Treating Munchausen Syndrome can be difficult. It always begin by medically addressing any actual illness or injury the person may have deliberately brought on themselves (or their child.) No matter what the cause, serious illness is always to be taken seriously and requires intervention. Beyond that, effective treatment can be quite elusive as one of the hallmarks of the disorder is the unwillingness of the person with Munchausen to admit what they have deliberately done.
When other conditions like Clinical Depression, Bipolar or Borderline Personality Disorders exist co-morbidly (at the same time), they can sometimes be treated with various psychotropic medications.
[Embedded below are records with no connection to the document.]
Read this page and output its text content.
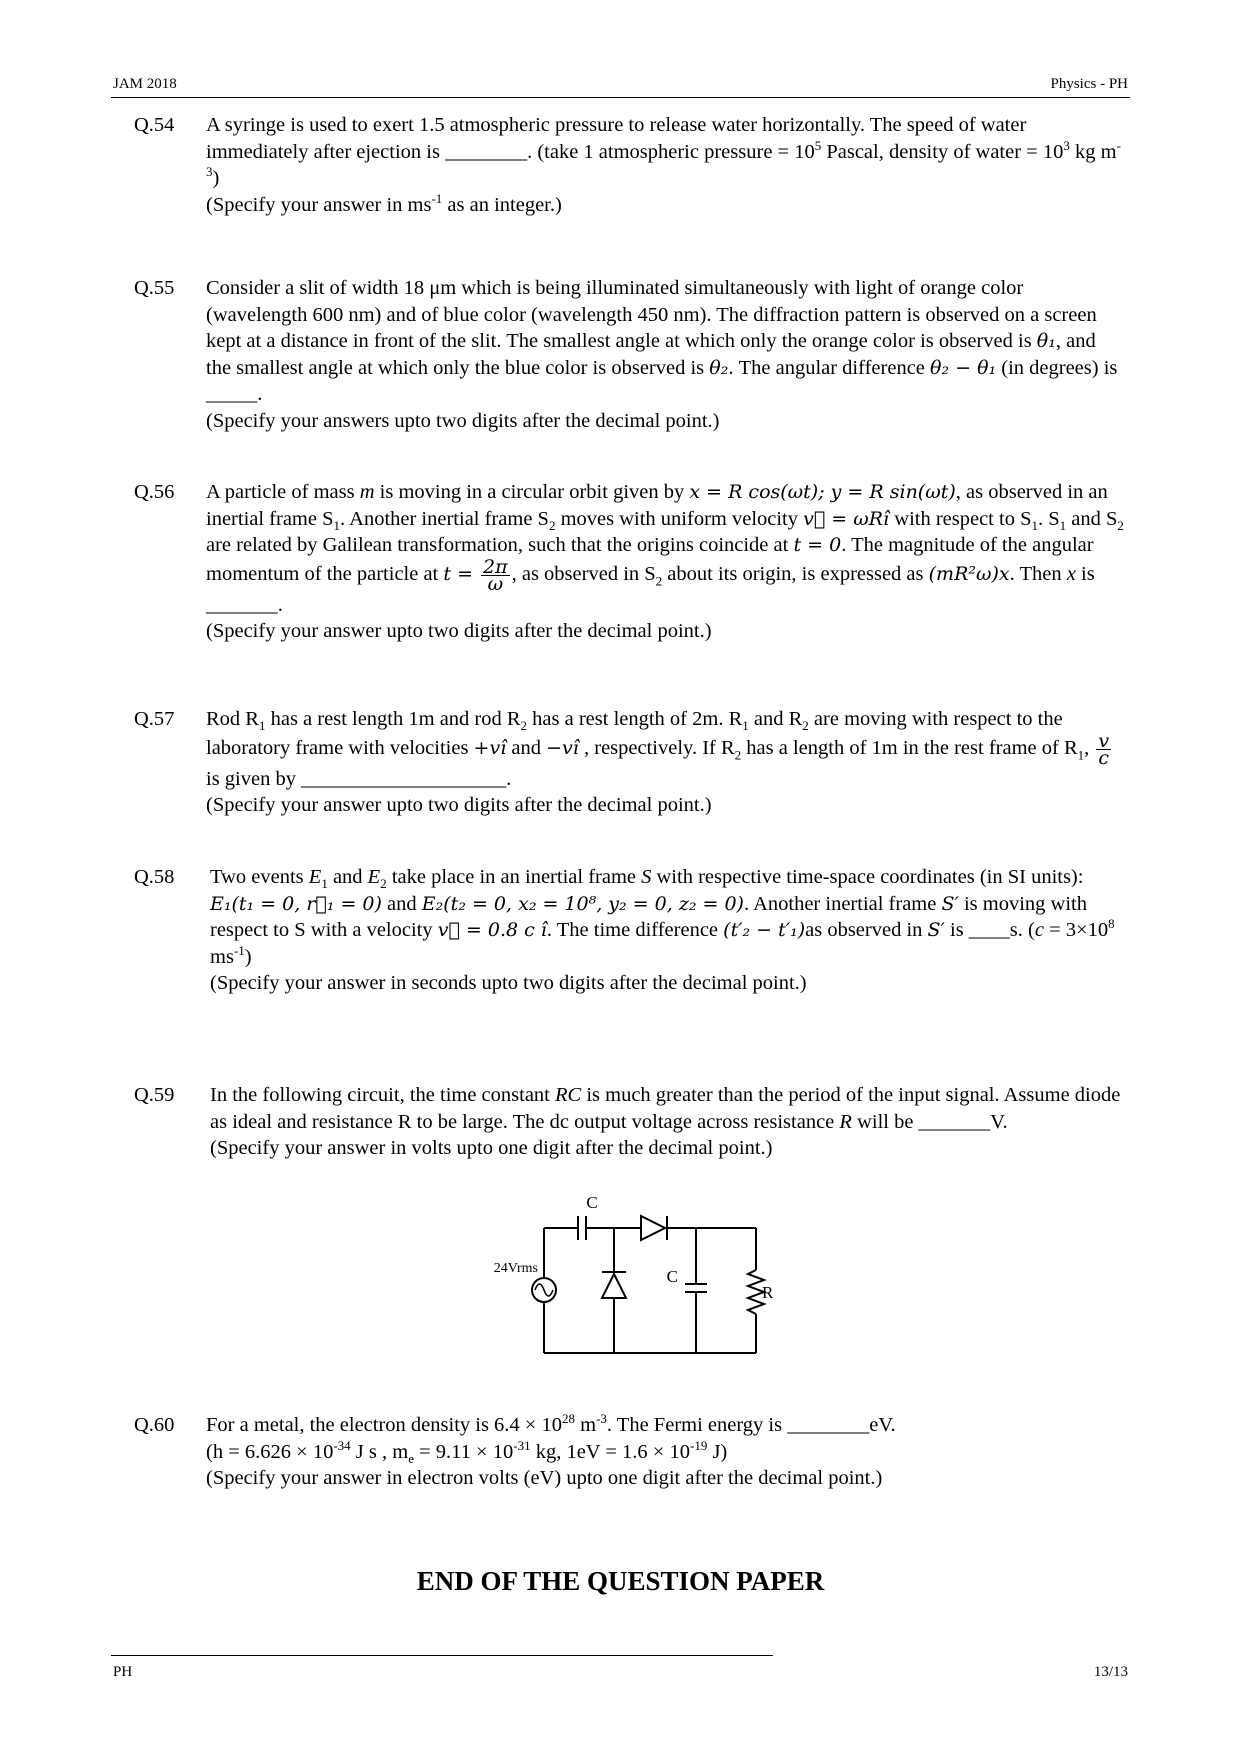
JAM 2018	Physics - PH
Q.54 A syringe is used to exert 1.5 atmospheric pressure to release water horizontally. The speed of water immediately after ejection is ________. (take 1 atmospheric pressure = $10^5$ Pascal, density of water = $10^3$ kg $m^{-3}$)
(Specify your answer in $ms^{-1}$ as an integer.)
Q.55 Consider a slit of width 18 μm which is being illuminated simultaneously with light of orange color (wavelength 600 nm) and of blue color (wavelength 450 nm). The diffraction pattern is observed on a screen kept at a distance in front of the slit. The smallest angle at which only the orange color is observed is θ₁, and the smallest angle at which only the blue color is observed is θ₂. The angular difference θ₂ − θ₁ (in degrees) is _____.
(Specify your answers upto two digits after the decimal point.)
Q.56 A particle of mass m is moving in a circular orbit given by x = R cos(ωt); y = R sin(ωt), as observed in an inertial frame $S_1$. Another inertial frame $S_2$ moves with uniform velocity v⃗ = ωRî with respect to $S_1$. $S_1$ and $S_2$ are related by Galilean transformation, such that the origins coincide at t = 0. The magnitude of the angular momentum of the particle at $t = \frac{2\pi}{\omega}$ , as observed in $S_2$ about its origin, is expressed as (mR²ω)x. Then x is _______.
(Specify your answer upto two digits after the decimal point.)
Q.57 Rod $R_1$ has a rest length 1m and rod $R_2$ has a rest length of 2m. $R_1$ and $R_2$ are moving with respect to the laboratory frame with velocities +vî and −vî , respectively. If $R_2$ has a length of 1m in the rest frame of $R_1$, $\frac{v}{c}$
is given by ____________________.
(Specify your answer upto two digits after the decimal point.)
Q.58 Two events $E_1$ and $E_2$ take place in an inertial frame S with respective time-space coordinates (in SI units): E₁(t₁ = 0, r⃗₁ = 0) and E₂(t₂ = 0, x₂ = 10⁸, y₂ = 0, z₂ = 0). Another inertial frame S′ is moving with respect to S with a velocity v⃗ = 0.8 c î. The time difference (t′₂ − t′₁)as observed in S′ is ____s. ($c = 3\times 10^8$ $ms^{-1}$)
(Specify your answer in seconds upto two digits after the decimal point.)
Q.59 In the following circuit, the time constant RC is much greater than the period of the input signal. Assume diode as ideal and resistance R to be large. The dc output voltage across resistance R will be _______V.
(Specify your answer in volts upto one digit after the decimal point.)
C
C
R
24Vrms
Q.60 For a metal, the electron density is $6.4 \times 10^{28}$ $m^{-3}$. The Fermi energy is ________eV.
($h = 6.626 \times 10^{-34}$ J s , $m_e = 9.11 \times 10^{-31}$ kg, $1eV = 1.6 \times 10^{-19}$ J)
(Specify your answer in electron volts (eV) upto one digit after the decimal point.)
END OF THE QUESTION PAPER
PH	13/13
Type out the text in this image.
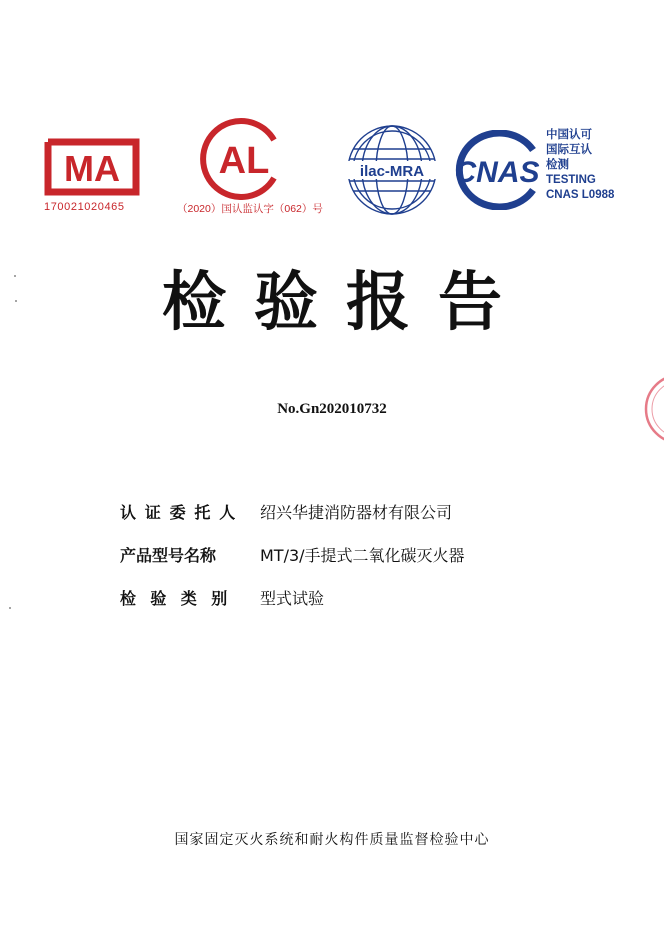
MA
170021020465
AL
（2020）国认监认字（062）号
ilac-MRA CNAS
中国认可
国际互认
检测
TESTING
CNAS L0988
检验报告
No.Gn202010732
认证委托人 绍兴华捷消防器材有限公司
产品型号名称	MT/3/手提式二氧化碳灭火器
检验类别	型式试验
国家固定灭火系统和耐火构件质量监督检验中心
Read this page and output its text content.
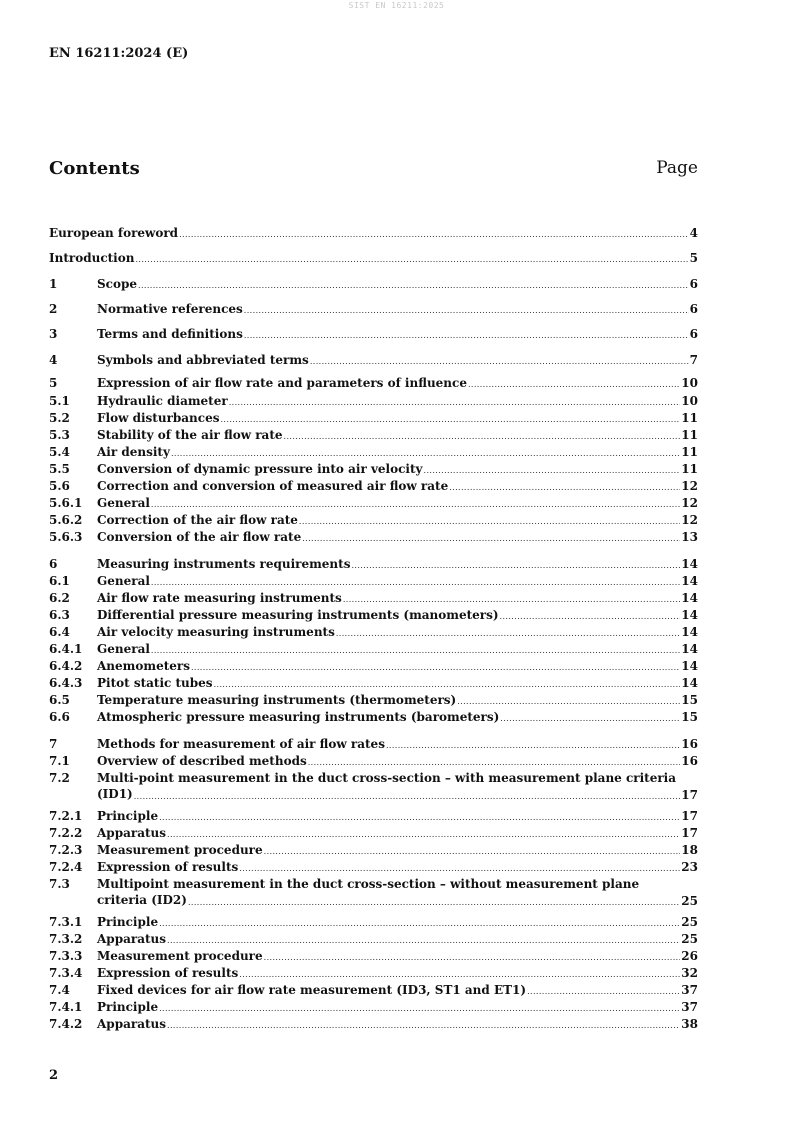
SIST EN 16211:2025
EN 16211:2024 (E)
Contents	Page
European foreword .....	4
Introduction .....	5
1	Scope .....	6
2	Normative references .....	6
3	Terms and definitions .....	6
4	Symbols and abbreviated terms .....	7
5	Expression of air flow rate and parameters of influence .....	10
5.1 Hydraulic diameter .....	10
5.2 Flow disturbances .....	11
5.3 Stability of the air flow rate .....	11
5.4 Air density .....	11
5.5 Conversion of dynamic pressure into air velocity .....	11
5.6 Correction and conversion of measured air flow rate .....	12
5.6.1 General .....	12
5.6.2 Correction of the air flow rate .....	12
5.6.3 Conversion of the air flow rate .....	13
6	Measuring instruments requirements .....	14
6.1 General .....	14
6.2 Air flow rate measuring instruments .....	14
6.3 Differential pressure measuring instruments (manometers) .....	14
6.4 Air velocity measuring instruments .....	14
6.4.1 General .....	14
6.4.2 Anemometers .....	14
6.4.3 Pitot static tubes .....	14
6.5 Temperature measuring instruments (thermometers) .....	15
6.6 Atmospheric pressure measuring instruments (barometers) .....	15
7	Methods for measurement of air flow rates .....	16
7.1 Overview of described methods .....	16
7.2 Multi-point measurement in the duct cross-section – with measurement plane criteria (ID1) .....	17
7.2.1 Principle .....	17
7.2.2 Apparatus .....	17
7.2.3 Measurement procedure .....	18
7.2.4 Expression of results .....	23
7.3 Multipoint measurement in the duct cross-section – without measurement plane criteria (ID2) .....	25
7.3.1 Principle .....	25
7.3.2 Apparatus .....	25
7.3.3 Measurement procedure .....	26
7.3.4 Expression of results .....	32
7.4 Fixed devices for air flow rate measurement (ID3, ST1 and ET1) .....	37
7.4.1 Principle .....	37
7.4.2 Apparatus .....	38
2
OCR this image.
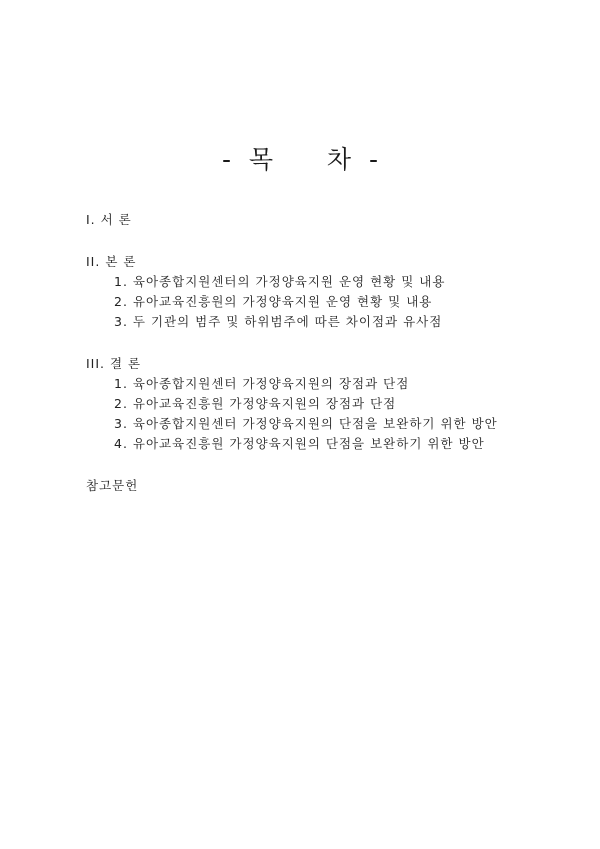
- 목   차 -
I. 서 론
II. 본 론
1. 육아종합지원센터의 가정양육지원 운영 현황 및 내용
2. 유아교육진흥원의 가정양육지원 운영 현황 및 내용
3. 두 기관의 범주 및 하위범주에 따른 차이점과 유사점
III. 결 론
1. 육아종합지원센터 가정양육지원의 장점과 단점
2. 유아교육진흥원 가정양육지원의 장점과 단점
3. 육아종합지원센터 가정양육지원의 단점을 보완하기 위한 방안
4. 유아교육진흥원 가정양육지원의 단점을 보완하기 위한 방안
참고문헌
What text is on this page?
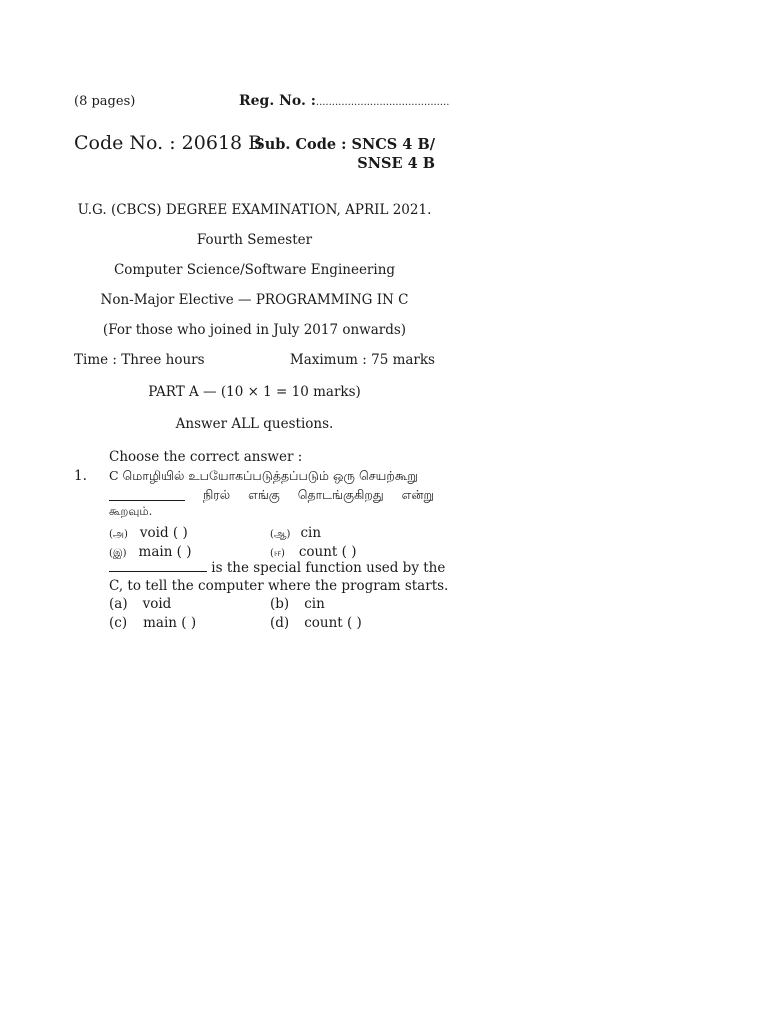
(8 pages)	Reg. No. :..........................................
Code No. : 20618 B
Sub. Code : SNCS 4 B/
SNSE 4 B
U.G. (CBCS) DEGREE EXAMINATION, APRIL 2021.
Fourth Semester
Computer Science/Software Engineering
Non-Major Elective — PROGRAMMING IN C
(For those who joined in July 2017 onwards)
Time : Three hours	Maximum : 75 marks
PART A — (10 × 1 = 10 marks)
Answer ALL questions.
Choose the correct answer :
1. C மொழியில் உபயோகப்படுத்தப்படும் ஒரு செயற்கூறு
நிரல் எங்கு தொடங்குகிறது என்று
கூறவும்.
(அ) void ( )	(ஆ) cin
(இ) main ( )	(ஈ) count ( )
is the special function used by the
C, to tell the computer where the program starts.
(a) void	(b) cin
(c) main ( )	(d) count ( )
These medicine interventions may impact the Munchausen situation, but may not.
Because providing reliably effective treatment for this disorder is sometimes impossible and always difficult, especially in the Munchausen by Proxy situations, once the child is medically treated, the parent who made them ill is usually charged legally and may well be incarcerated in either a prison or secure mental institution with the disorder itself going untreated, but with other children then protected.
In any healing activity, sound diagnosis is of the essence. Without it, appropriate and effective treatment cannot be strategically provided. Munchausen Syndrome, either in its direct form or by proxy, is challenging and often difficult for a medical professional to identify.
Unfortunately, the attendant behaviors which endanger life may continue for some period of time before the condition is identified. No matter how skilled and able health care providers may be, it is sometimes difficult to believe that a person could be ‘pretending’ in such a way as to endanger themselves or their child and that they are doing it “just” for the attention.
The longer it takes to identify the disorder, the more dire and potentially lethal the potential consequences of it become.
The Future and the Best Defense:
In all likelihood, Munchausen Syndrome will always be with us. It is not a condition that is apt to be eradicated, nor is any medicine available to treat the disorder itself. Horrific stories about it will continue to surface from time to time and for a while, while the terrible story about a child’s death is on the front pages, our culture becomes acutely aware, for a while, of this profoundly disturbed and disturbing condition.
Then, many medical professionals may forget and let their diagnostic guard down.
The best defense against the possible harm caused by people with Munchausen Syndrome is, then, good medical training which includes attention to psychiatric conditions which impact the work of nurses, internists, pediatricians and other medical specialists.